As previously expected, Atlanta-based subprime credit card marketer CompuCredit Corporation (Nasdaq: CCRT) was named Tuesday in a joint FTC-FDIC probe into its marketing and debt collection tactics. Jefferson Capital Services, a wholly-owned debt collection subsidiary of the company, was also charged with violations of the Fair Debt Collection Practices Act.

The Federal Trade Commission and Federal Deposit Insurance Corporation jointly announced the action at a press conference in Washington, D.C. Tuesday afternoon. The Wall Street Journal ran an article Tuesday claiming that CompuCredit would be the card company named in the probe. The article said that the Feds could seek as much as $100 million in fines and restitution against the company.

But an FDIC spokesman told reporters Tuesday that total fines and restitution paid in the probe could reach $200 million. Also named in the action were Wilmington, Del.-based First Bank of Delaware and Brookings, S.D.-based First Bank & Trust, banks that CompuCredit used to issue their subprime credit cards.

Columbus Bank & Trust, a Georgia bank that was also part of the investigation, settled with the federal agencies, agreeing to pay a $2.4 million fine and to set up a $7.5 million restitution fund.

Thomas Curry, a member of the FDIC’s board of directors, said that the lawsuit could affect "hundreds of thousands of consumers."

At issue is the manner in which CompuCredit sold its credit cards to consumers with poor or no credit history. The company would offer an unsecured card with a credit limit of $300 to subprime customers.
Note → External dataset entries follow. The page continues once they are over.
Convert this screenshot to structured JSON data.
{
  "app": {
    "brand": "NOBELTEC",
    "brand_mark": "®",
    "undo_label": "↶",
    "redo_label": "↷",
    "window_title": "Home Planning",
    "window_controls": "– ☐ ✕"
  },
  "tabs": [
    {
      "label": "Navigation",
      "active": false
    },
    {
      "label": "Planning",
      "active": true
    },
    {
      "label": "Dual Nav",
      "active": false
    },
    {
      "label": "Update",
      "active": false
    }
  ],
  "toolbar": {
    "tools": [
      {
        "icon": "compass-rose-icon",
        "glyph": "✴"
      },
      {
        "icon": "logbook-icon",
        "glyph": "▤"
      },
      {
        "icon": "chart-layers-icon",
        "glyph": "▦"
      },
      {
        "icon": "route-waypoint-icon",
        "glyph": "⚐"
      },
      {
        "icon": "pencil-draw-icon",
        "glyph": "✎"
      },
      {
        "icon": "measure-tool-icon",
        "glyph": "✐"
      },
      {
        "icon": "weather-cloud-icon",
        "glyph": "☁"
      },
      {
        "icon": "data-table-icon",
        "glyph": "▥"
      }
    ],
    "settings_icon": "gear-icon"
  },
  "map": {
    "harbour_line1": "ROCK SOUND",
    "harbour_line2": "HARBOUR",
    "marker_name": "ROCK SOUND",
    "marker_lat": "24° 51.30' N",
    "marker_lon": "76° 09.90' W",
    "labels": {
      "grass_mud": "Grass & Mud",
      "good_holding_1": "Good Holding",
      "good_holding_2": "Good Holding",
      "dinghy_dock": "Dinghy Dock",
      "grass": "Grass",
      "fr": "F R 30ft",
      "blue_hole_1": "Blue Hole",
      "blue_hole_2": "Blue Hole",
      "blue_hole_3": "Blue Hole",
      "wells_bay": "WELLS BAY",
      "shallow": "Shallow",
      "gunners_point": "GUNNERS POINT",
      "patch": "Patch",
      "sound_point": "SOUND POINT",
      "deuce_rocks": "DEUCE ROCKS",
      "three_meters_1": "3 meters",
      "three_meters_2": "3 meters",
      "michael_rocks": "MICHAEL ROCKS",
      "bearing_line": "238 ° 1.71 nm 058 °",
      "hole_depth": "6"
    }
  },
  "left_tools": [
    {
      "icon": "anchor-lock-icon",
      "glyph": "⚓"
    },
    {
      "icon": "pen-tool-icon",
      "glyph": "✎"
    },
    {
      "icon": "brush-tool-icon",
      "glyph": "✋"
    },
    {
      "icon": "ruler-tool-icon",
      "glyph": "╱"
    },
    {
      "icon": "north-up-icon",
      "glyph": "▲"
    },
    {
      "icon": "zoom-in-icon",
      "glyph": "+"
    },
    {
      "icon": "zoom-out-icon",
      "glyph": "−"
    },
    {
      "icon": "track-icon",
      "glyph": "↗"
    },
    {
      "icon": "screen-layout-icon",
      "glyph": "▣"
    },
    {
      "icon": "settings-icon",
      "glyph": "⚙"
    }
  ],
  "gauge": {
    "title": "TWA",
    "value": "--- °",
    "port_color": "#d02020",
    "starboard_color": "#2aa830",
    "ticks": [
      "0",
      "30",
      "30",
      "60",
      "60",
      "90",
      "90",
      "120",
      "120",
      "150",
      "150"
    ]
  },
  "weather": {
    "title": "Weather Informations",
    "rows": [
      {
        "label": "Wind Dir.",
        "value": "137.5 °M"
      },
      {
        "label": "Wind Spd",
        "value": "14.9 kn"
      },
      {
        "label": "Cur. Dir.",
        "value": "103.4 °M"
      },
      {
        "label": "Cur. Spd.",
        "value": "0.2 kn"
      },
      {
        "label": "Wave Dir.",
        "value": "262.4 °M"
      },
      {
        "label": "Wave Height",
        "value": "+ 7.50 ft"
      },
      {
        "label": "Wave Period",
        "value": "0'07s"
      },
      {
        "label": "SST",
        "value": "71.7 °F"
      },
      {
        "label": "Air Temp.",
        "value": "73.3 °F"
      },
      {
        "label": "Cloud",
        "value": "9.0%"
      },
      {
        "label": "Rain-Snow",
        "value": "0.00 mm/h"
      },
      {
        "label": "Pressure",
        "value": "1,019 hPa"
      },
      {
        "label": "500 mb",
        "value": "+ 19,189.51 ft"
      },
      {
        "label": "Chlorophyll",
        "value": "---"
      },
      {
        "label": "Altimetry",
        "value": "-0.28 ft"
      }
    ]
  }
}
CompuCredit would then charge the consumers fees of up to $185 without disclosing the fees, effectively dropping the available credit down as low as $115. The FTC claimed this would often lead to additional charges as customers exceeded their credit limit in the first month.

The FTC also said that CompuCredit’s collection agency, Jefferson Capital Services, violated the FDCPA by “misrepresenting a debt collection program as a credit card offer and using abusive collection tactics such as making debt collection calls to individual consumers more than 20 times per day, including before 8 a.m. and after 9 p.m., and on Sundays.”

Jefferson Capital was created by CompuCredit in 2002 and has been very active in the debt buying sector since.

CompuCredit vigorously denied the allegations and said that it was puzzled by the charges. Before the suit was formally announced, the company issued a statement on the Journal article asserting that the charges were “untrue and without merit.” After the announcement, a CompuCredit spokesman specifically addressed the matter in the media.

"We are going to vigorously oppose this," said Bill Marks. He noted that the FDIC didn’t challenge similar practices and marketing materials that CompuCredit used in 2002 when it worked as a contractor to a failed bank, Nextbank, that the FDIC took over as a receiver.

"They contacted us. They were our customer," Marks said of the FDIC. "That doesn’t make sense."

CompuCredit’s stock has rebounded slightly in early trading Wednesday, gaining 3 percent after dropping nearly 30 percent on Tuesday to a 52-week low.